See? Pretty simple. No need to yell at everyone to leave their phones at home or tell them how they should or shouldn’t enjoy the moment. No need to go overboard trying to make sure that you have an unplugged wedding. These are some helpful tips on how to be respectful you can pass along to your guests.

Do you have an example of a photo you’ve taken as a wedding guest that brings back special memories?

I’d love to see it! Come on over and share it on this Facebook Post!


  1. I love this. I couldn’t agree more. I’m a photographer and I’m currently in the middle of planning my wedding. It was very important to me to make sure the photographer I hired allowed my guests and myself to take photos at my own wedding (even knowing all I know about event photography). Because at the end of the day, it’s my wedding. It’s my memories. They’re my guests. To see how my family has captured me on their iPhones is just as touching to me as a photo my professional photographer captures on his camera. It’s about seeing their perspective and love – just like the love you captured of the grandpa showing the bride his photos. Priceless.

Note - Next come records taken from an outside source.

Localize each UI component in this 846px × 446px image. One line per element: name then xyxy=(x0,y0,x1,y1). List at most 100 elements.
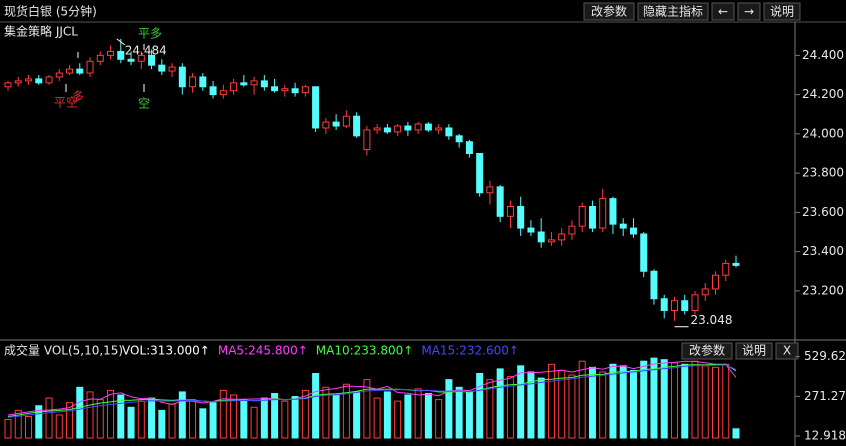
candle-body xyxy=(4,82,12,88)
candle-body xyxy=(14,80,22,84)
volume-bar xyxy=(455,386,463,439)
volume-bar xyxy=(332,394,340,439)
high-marker xyxy=(116,38,126,46)
volume-bar xyxy=(435,399,443,439)
volume-bar xyxy=(660,359,668,439)
toolbar-button-label[interactable]: 说明 xyxy=(770,4,794,19)
volume-bar xyxy=(568,374,576,439)
volume-bar xyxy=(414,388,422,439)
candle-body xyxy=(455,135,463,143)
candle-body xyxy=(301,86,309,94)
volume-bar xyxy=(537,377,545,439)
volume-header: VOL:313.000↑ xyxy=(122,344,210,358)
toolbar-button[interactable] xyxy=(763,2,801,21)
volume-bar xyxy=(547,363,555,439)
volume-button[interactable] xyxy=(735,342,773,360)
candle-body xyxy=(486,186,494,194)
volume-bar xyxy=(168,403,176,439)
candle-body xyxy=(312,86,320,129)
volume-bar xyxy=(353,391,361,439)
candle-body xyxy=(209,86,217,96)
candle-body xyxy=(271,86,279,92)
volume-button-label[interactable]: 说明 xyxy=(742,343,766,358)
candle-body xyxy=(199,76,207,88)
y-tick-label: 24.400 xyxy=(802,48,844,62)
toolbar-button[interactable] xyxy=(583,2,635,21)
volume-header: MA15:232.600↑ xyxy=(421,344,519,358)
toolbar-button-label[interactable]: 隐藏主指标 xyxy=(643,4,703,19)
candle-body xyxy=(127,58,135,62)
candle-body xyxy=(363,129,371,151)
signal-label: 平空 xyxy=(54,96,78,110)
candle-body xyxy=(332,121,340,127)
candle-body xyxy=(506,205,514,217)
low-label: 23.048 xyxy=(690,313,732,327)
volume-bar xyxy=(271,392,279,439)
volume-bar xyxy=(394,400,402,439)
volume-bar xyxy=(476,372,484,439)
candle-body xyxy=(76,68,84,74)
candle-body xyxy=(650,270,658,300)
volume-bar xyxy=(45,397,53,439)
volume-title: 成交量 VOL(5,10,15) xyxy=(4,343,123,358)
candle-body xyxy=(496,186,504,217)
candle-body xyxy=(414,123,422,131)
candle-body xyxy=(445,127,453,137)
volume-bar xyxy=(76,386,84,439)
ma-line xyxy=(7,360,737,416)
volume-bar xyxy=(629,369,637,439)
signal-label: 空 xyxy=(138,97,150,111)
toolbar-button[interactable] xyxy=(711,2,735,21)
candle-body xyxy=(660,298,668,312)
volume-tick-label: 12.918 xyxy=(804,429,846,443)
volume-bar xyxy=(148,397,156,439)
volume-bar xyxy=(291,396,299,439)
volume-bar xyxy=(219,389,227,439)
volume-bar xyxy=(260,397,268,439)
volume-bar xyxy=(301,389,309,439)
volume-bar xyxy=(199,408,207,439)
volume-bar xyxy=(496,368,504,439)
volume-bar xyxy=(609,363,617,439)
candle-body xyxy=(435,127,443,131)
candle-body xyxy=(35,78,43,84)
candle-body xyxy=(424,123,432,131)
volume-bar xyxy=(86,391,94,439)
volume-bar xyxy=(701,365,709,439)
volume-bar xyxy=(527,371,535,439)
volume-bar xyxy=(424,392,432,439)
candle-body xyxy=(629,227,637,235)
candle-body xyxy=(219,90,227,96)
toolbar-button-label[interactable]: → xyxy=(744,5,754,19)
y-tick-label: 23.400 xyxy=(802,244,844,258)
candle-body xyxy=(711,274,719,290)
candle-body xyxy=(117,50,125,60)
volume-button-label[interactable]: X xyxy=(783,344,791,358)
y-tick-label: 23.600 xyxy=(802,205,844,219)
candle-body xyxy=(383,127,391,133)
volume-button[interactable] xyxy=(681,342,733,360)
candle-body xyxy=(476,153,484,194)
candle-body xyxy=(148,54,156,66)
candle-body xyxy=(230,82,238,92)
volume-button[interactable] xyxy=(775,342,799,360)
candle-body xyxy=(86,60,94,74)
y-tick-label: 24.000 xyxy=(802,126,844,140)
volume-bar xyxy=(4,419,12,439)
volume-bar xyxy=(691,360,699,439)
toolbar-button-label[interactable]: 改参数 xyxy=(591,4,627,19)
volume-bar xyxy=(250,406,258,439)
candle-body xyxy=(691,294,699,312)
volume-bar xyxy=(588,366,596,439)
candle-body xyxy=(558,233,566,241)
high-label: 24.484 xyxy=(125,43,167,57)
toolbar-button[interactable] xyxy=(637,2,709,21)
toolbar-button[interactable] xyxy=(737,2,761,21)
volume-bar xyxy=(322,386,330,439)
toolbar-button-label[interactable]: ← xyxy=(718,5,728,19)
volume-bar xyxy=(486,379,494,439)
volume-bar xyxy=(107,389,115,439)
volume-bar xyxy=(517,365,525,439)
candle-body xyxy=(404,125,412,131)
volume-button-label[interactable]: 改参数 xyxy=(689,343,725,358)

  2. This is stunning. I love that you detailed your entire thought process and evolution – and it really does give you a reason to pause before just complaining about something. I’m not a photographer, but I used to work for a pair and whenever I would cull images I’d be frustrated with the person in the photo and with my bosses for not getting them out of the way and it making my job harder. This really shed a light that it has absolutely nothing to do with me, whatsoever. Really great read and I love the videos, too.

    – Kaitlyn | http://www.TheCrownFox.com

  3. This is so, so valuable in a season of “unplugged” fame! I think there are certainly two sides to the story and love reading this! Thanks for shining a light (and hopefully not a red focus assist light) on the situation.